TimeGPT is another transformer-based model. The model itself is not new. The significance of TimeGPT stands on its vast training dataset of time series from various domains, allowing it to learn a wide array of temporal patterns. The model is designed to perform zero-shot inference, meaning it can make accurate predictions on unseen data without the need for retraining.
Implementations
With the help of nixtla.neuralforecast, we can easily implement these time series forecast models.
This is the minimal example of N-BEATS, N-HiTS, and PatchTST. To view more comprehensive usage examples, e.g. hyperparameter tuning, please check the Nixtla’s repository (https://github.com/Nixtla).
!pip install neuralforecast
from neuralforecast.utils import AirPassengersDF
from neuralforecast import NeuralForecast
from neuralforecast.models import NBEATS, LSTM, NHITS, PatchTST
Y_df = AirPassengersDF # Defined in neuralforecast.utils
models = [
PatchTST(h=horizon, input_size=104, patch_len=24, stride=24, max_steps=100),
NHITS(h=horizon, input_size=2 * horizon, max_steps=100),
NBEATS(input_size=2 * horizon, h=horizon, max_steps=100)
]
nf = NeuralForecast(models=models, freq='M')
nf.fit(df=Y_df)
Y_hat_df = nf.predict()

References
Oreshkin, B. N., Carpov, D., Chapados, N., & Bengio, Y. (2019). N-BEATS: Neural basis expansion analysis for interpretable time series forecasting. arXiv preprint arXiv:1905.10437.

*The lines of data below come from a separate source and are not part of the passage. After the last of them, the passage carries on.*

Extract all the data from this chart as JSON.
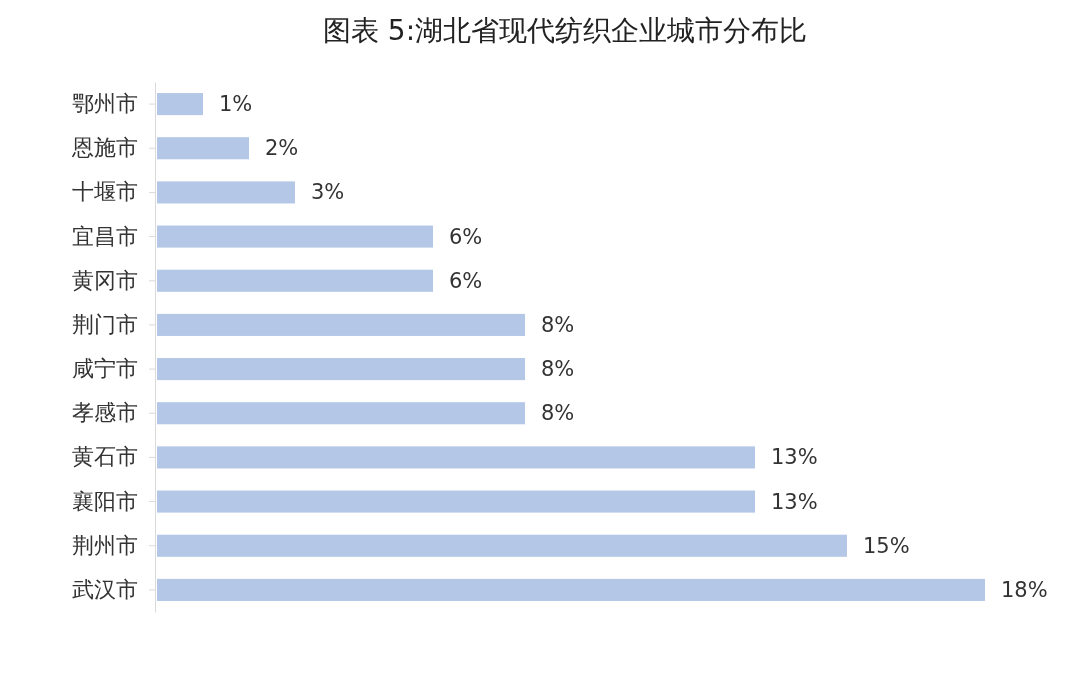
{
  "chart_data": {
    "type": "bar",
    "orientation": "horizontal",
    "title": "图表 5:湖北省现代纺织企业城市分布比",
    "categories": [
      "鄂州市",
      "恩施市",
      "十堰市",
      "宜昌市",
      "黄冈市",
      "荆门市",
      "咸宁市",
      "孝感市",
      "黄石市",
      "襄阳市",
      "荆州市",
      "武汉市"
    ],
    "values": [
      1,
      2,
      3,
      6,
      6,
      8,
      8,
      8,
      13,
      13,
      15,
      18
    ],
    "value_labels": [
      "1%",
      "2%",
      "3%",
      "6%",
      "6%",
      "8%",
      "8%",
      "8%",
      "13%",
      "13%",
      "15%",
      "18%"
    ],
    "color": "#b4c7e7"
  }
}
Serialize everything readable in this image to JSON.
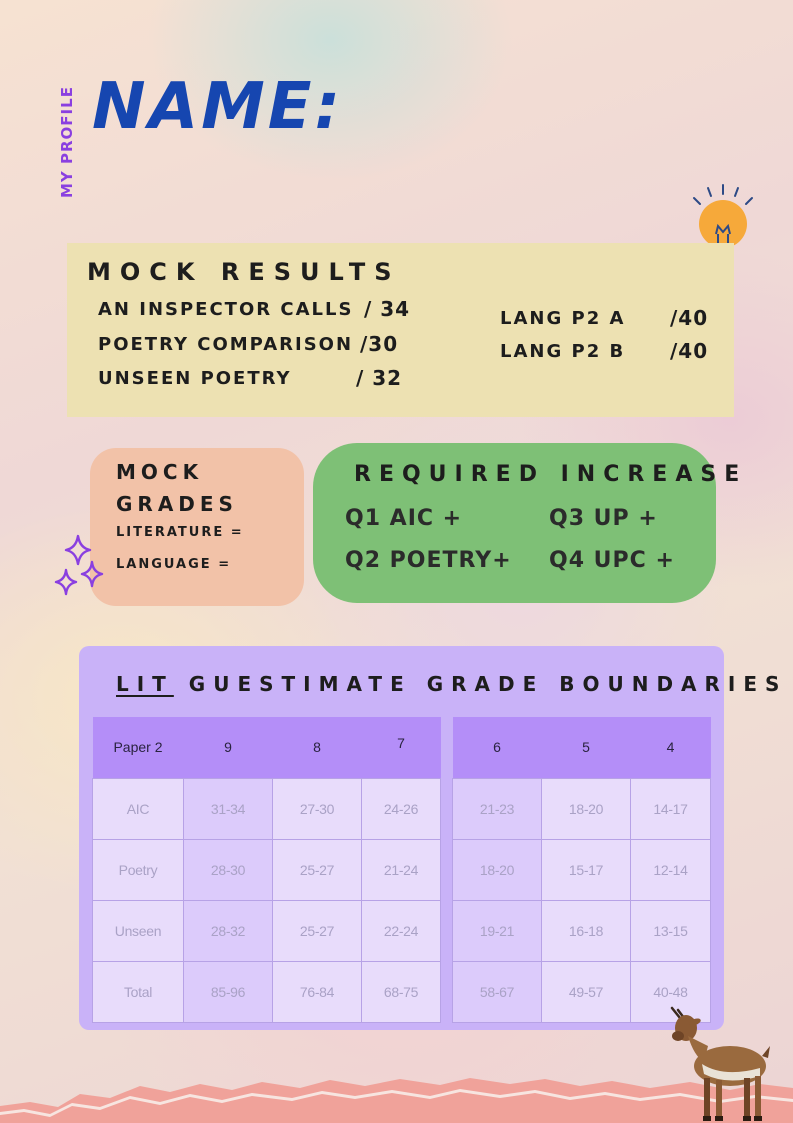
{
  "header": {
    "profile_label": "MY PROFILE",
    "name_label": "NAME:"
  },
  "icons": {
    "bulb": "lightbulb-icon",
    "sparkles": "sparkles-icon",
    "goat": "goat-illustration",
    "paper": "torn-paper-decoration"
  },
  "colors": {
    "results_bg": "#ede1b2",
    "grades_bg": "#f2c2a8",
    "increase_bg": "#7ec076",
    "boundaries_bg": "#c9b2f8",
    "title_blue": "#1646b0",
    "profile_purple": "#8a3fe0"
  },
  "mock_results": {
    "title": "MOCK RESULTS",
    "left": [
      {
        "label": "AN INSPECTOR CALLS",
        "score": "/ 34"
      },
      {
        "label": "POETRY COMPARISON",
        "score": "/30"
      },
      {
        "label": "UNSEEN POETRY",
        "score": "/ 32"
      }
    ],
    "right": [
      {
        "label": "LANG P2 A",
        "score": "/40"
      },
      {
        "label": "LANG P2 B",
        "score": "/40"
      }
    ]
  },
  "mock_grades": {
    "title": "MOCK GRADES",
    "literature": "LITERATURE  =",
    "language": "LANGUAGE ="
  },
  "required_increase": {
    "title": "REQUIRED INCREASE",
    "q1": "Q1 AIC +",
    "q2": "Q2 POETRY+",
    "q3": "Q3 UP +",
    "q4": "Q4  UPC +"
  },
  "boundaries": {
    "title_prefix": "LIT",
    "title_rest": "GUESTIMATE GRADE BOUNDARIES",
    "left_headers": [
      "Paper 2",
      "9",
      "8",
      "7"
    ],
    "left_rows": [
      [
        "AIC",
        "31-34",
        "27-30",
        "24-26"
      ],
      [
        "Poetry",
        "28-30",
        "25-27",
        "21-24"
      ],
      [
        "Unseen",
        "28-32",
        "25-27",
        "22-24"
      ],
      [
        "Total",
        "85-96",
        "76-84",
        "68-75"
      ]
    ],
    "right_headers": [
      "6",
      "5",
      "4"
    ],
    "right_rows": [
      [
        "21-23",
        "18-20",
        "14-17"
      ],
      [
        "18-20",
        "15-17",
        "12-14"
      ],
      [
        "19-21",
        "16-18",
        "13-15"
      ],
      [
        "58-67",
        "49-57",
        "40-48"
      ]
    ]
  }
}
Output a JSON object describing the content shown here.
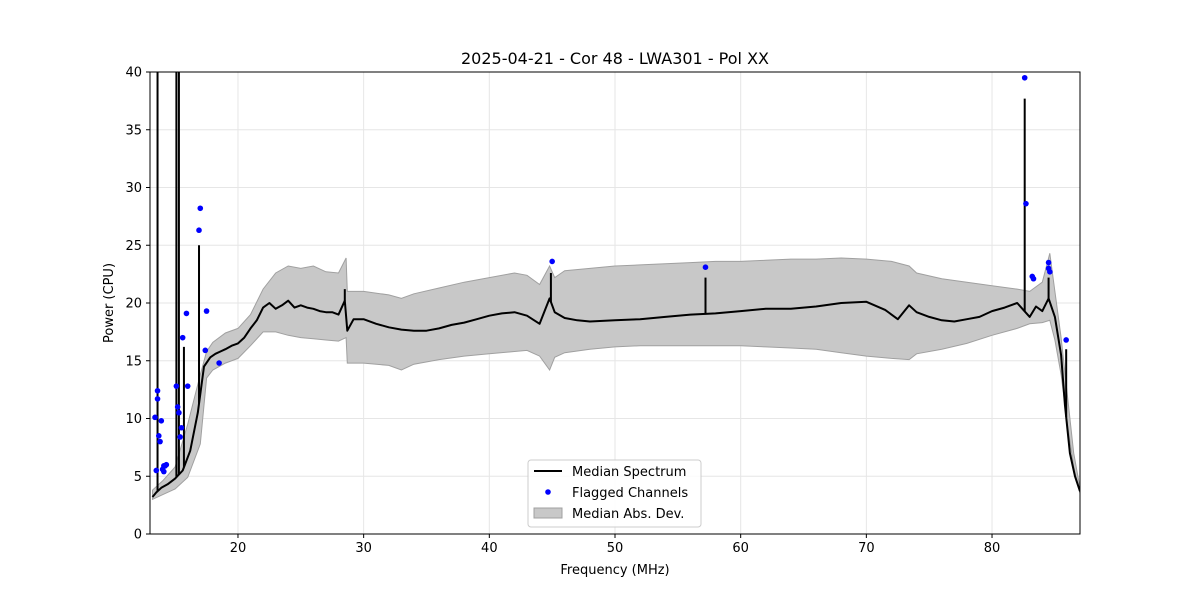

Challu, C., Olivares, K. G., Oreshkin, B. N., Ramirez, F. G., Canseco, M. M., & Dubrawski, A. (2023, June). Nhits: Neural hierarchical interpolation for time series forecasting. In Proceedings of the AAAI Conference on Artificial Intelligence (Vol. 37, No. 6, pp. 6989-6997).
Nie, Y., Nguyen, N. H., Sinthong, P., & Kalagnanam, J. (2022). A time series is worth 64 words: Long-term forecasting with transformers. arXiv preprint arXiv:2211.14730.
Garza, A., & Mergenthaler-Canseco, M. (2023). TimeGPT-1. arXiv preprint arXiv:2310.03589.